In 2007, then-President George W. Bush ordered his cabinet to come up with a series of recommendations after the shooting. The group made more than 30 local, state and federal recommendations.

Many of the measures, which focused on mental health rather than gun control, have not been adopted on a national basis.

The top finding from the Bush report was: "Education officials, healthcare providers, law enforcement personnel, and others are not fully informed about when they can share critical information on persons who are likely to be a danger to self or others, and the resulting confusion may chill legitimate information sharing."

Bush's cabinet secretaries also recommended broader implementation of the FBI's National Instant Background checks, "improved awareness and communication" and better mental health services.

It is unclear whether these factors played a role in Tuesday's shooting in Texas.

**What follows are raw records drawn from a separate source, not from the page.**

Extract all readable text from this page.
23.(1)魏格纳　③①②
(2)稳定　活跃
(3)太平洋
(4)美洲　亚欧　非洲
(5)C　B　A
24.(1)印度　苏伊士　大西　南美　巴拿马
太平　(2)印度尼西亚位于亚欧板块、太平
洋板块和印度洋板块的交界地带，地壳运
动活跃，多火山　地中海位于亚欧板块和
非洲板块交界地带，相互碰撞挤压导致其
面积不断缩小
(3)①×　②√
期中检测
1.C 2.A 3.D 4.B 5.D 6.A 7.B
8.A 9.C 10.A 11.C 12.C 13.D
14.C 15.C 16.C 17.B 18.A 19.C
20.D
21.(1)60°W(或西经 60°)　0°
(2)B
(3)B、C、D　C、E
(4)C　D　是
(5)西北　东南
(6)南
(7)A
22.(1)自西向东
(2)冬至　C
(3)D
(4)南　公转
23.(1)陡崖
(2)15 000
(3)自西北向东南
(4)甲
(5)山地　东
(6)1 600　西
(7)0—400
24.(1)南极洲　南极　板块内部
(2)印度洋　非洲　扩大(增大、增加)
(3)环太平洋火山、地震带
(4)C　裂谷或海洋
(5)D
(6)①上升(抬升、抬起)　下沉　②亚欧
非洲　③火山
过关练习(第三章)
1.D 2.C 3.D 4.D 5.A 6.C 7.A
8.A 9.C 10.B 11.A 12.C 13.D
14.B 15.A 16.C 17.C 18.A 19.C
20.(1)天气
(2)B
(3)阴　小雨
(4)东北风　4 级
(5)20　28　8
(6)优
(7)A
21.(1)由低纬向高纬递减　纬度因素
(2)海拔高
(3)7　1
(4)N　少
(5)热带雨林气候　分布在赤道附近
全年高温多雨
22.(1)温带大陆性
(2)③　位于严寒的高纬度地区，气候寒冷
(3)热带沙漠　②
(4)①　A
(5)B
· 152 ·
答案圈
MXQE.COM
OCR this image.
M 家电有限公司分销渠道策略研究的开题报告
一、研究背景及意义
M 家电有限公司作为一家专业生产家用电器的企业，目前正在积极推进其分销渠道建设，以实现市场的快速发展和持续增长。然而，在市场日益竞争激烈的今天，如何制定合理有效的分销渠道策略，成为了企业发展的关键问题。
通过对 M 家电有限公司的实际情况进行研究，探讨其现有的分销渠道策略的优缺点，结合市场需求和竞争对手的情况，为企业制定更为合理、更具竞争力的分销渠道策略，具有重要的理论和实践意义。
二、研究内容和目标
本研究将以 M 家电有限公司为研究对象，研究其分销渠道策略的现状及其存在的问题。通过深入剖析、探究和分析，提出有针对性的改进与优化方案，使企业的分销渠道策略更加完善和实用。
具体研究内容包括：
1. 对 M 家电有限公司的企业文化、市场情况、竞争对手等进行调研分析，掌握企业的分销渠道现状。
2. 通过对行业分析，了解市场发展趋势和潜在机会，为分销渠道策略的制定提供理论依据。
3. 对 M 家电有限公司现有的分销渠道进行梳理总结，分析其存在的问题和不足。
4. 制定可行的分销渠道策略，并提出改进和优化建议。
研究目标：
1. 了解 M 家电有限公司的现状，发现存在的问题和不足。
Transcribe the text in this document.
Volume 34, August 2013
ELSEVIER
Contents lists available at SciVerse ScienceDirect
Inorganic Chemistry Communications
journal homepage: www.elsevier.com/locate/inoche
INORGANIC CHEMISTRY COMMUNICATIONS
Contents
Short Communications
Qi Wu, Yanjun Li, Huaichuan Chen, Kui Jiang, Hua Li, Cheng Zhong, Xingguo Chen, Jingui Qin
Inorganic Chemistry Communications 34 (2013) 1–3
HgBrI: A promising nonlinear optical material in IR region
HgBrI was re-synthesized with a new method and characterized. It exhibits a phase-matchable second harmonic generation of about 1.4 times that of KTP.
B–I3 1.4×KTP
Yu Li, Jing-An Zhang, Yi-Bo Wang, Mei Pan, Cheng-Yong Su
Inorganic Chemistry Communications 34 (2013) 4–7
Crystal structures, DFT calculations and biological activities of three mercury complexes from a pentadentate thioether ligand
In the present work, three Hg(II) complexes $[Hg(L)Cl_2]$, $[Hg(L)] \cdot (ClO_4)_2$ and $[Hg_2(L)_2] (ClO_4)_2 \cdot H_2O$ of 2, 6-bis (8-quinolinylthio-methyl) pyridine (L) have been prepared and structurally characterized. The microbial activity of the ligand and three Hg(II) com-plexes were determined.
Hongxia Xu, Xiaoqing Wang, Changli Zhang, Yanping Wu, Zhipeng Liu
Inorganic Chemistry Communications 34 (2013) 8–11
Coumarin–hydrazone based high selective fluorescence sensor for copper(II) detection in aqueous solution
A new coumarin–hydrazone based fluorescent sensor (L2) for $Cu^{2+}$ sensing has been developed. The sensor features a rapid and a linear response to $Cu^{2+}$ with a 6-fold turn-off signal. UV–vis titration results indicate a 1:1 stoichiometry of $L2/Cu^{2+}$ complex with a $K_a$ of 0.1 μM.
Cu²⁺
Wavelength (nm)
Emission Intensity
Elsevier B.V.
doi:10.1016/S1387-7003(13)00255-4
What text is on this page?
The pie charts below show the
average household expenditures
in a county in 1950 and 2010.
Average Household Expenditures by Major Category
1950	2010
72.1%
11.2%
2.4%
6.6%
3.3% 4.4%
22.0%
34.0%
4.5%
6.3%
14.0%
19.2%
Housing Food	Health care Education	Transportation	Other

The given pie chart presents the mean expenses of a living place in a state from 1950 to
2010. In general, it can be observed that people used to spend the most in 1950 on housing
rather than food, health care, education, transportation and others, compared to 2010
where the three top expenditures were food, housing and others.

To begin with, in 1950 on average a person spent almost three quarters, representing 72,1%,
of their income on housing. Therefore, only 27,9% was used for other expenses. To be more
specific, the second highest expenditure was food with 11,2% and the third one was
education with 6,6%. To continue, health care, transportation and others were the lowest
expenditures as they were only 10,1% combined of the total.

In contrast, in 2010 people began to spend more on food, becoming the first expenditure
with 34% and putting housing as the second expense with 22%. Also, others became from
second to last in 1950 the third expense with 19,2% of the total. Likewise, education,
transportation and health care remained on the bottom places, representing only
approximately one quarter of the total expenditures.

The suspect has been identified by police as 18-year-old Salvador Ramos, of Uvalde. He allegedly shot his grandmother before the elementary school rampage that left at least 21 dead, plus himself, making it one of the deadlist school shootings in history.

Three days after the Virignia Tech shooting in 2007, then-Governor of Virginia Tim Kaine assembled the Virginia Tech Review Panel.

The committee made 91 safety proposals in its 260-page report.

Two members of Virginia Democratic Gov. Ralph Northam's cabinet had staffers review the recommendations after the 2019 Virginia Beach shooting.

The review found that of the 91 proposals, 53 had been fully adopted and 21 partially adopted in the state.

Like the Bush cabinet, the Kaine report also recommended better information sharing about potentially dangerous individuals, proposing changes to the federal Family Educational Rights and Privacy Act (FERPA). While the U.S. Department of Education became more flexible with FERPA's "emergency" exception, most of the Kaine report's other FERPA recommendations were not adopted.

Other proposals from the state report that were not adopted include one that would have required college law enforcement to report student detention orders to school authorities, the counseling center and parents.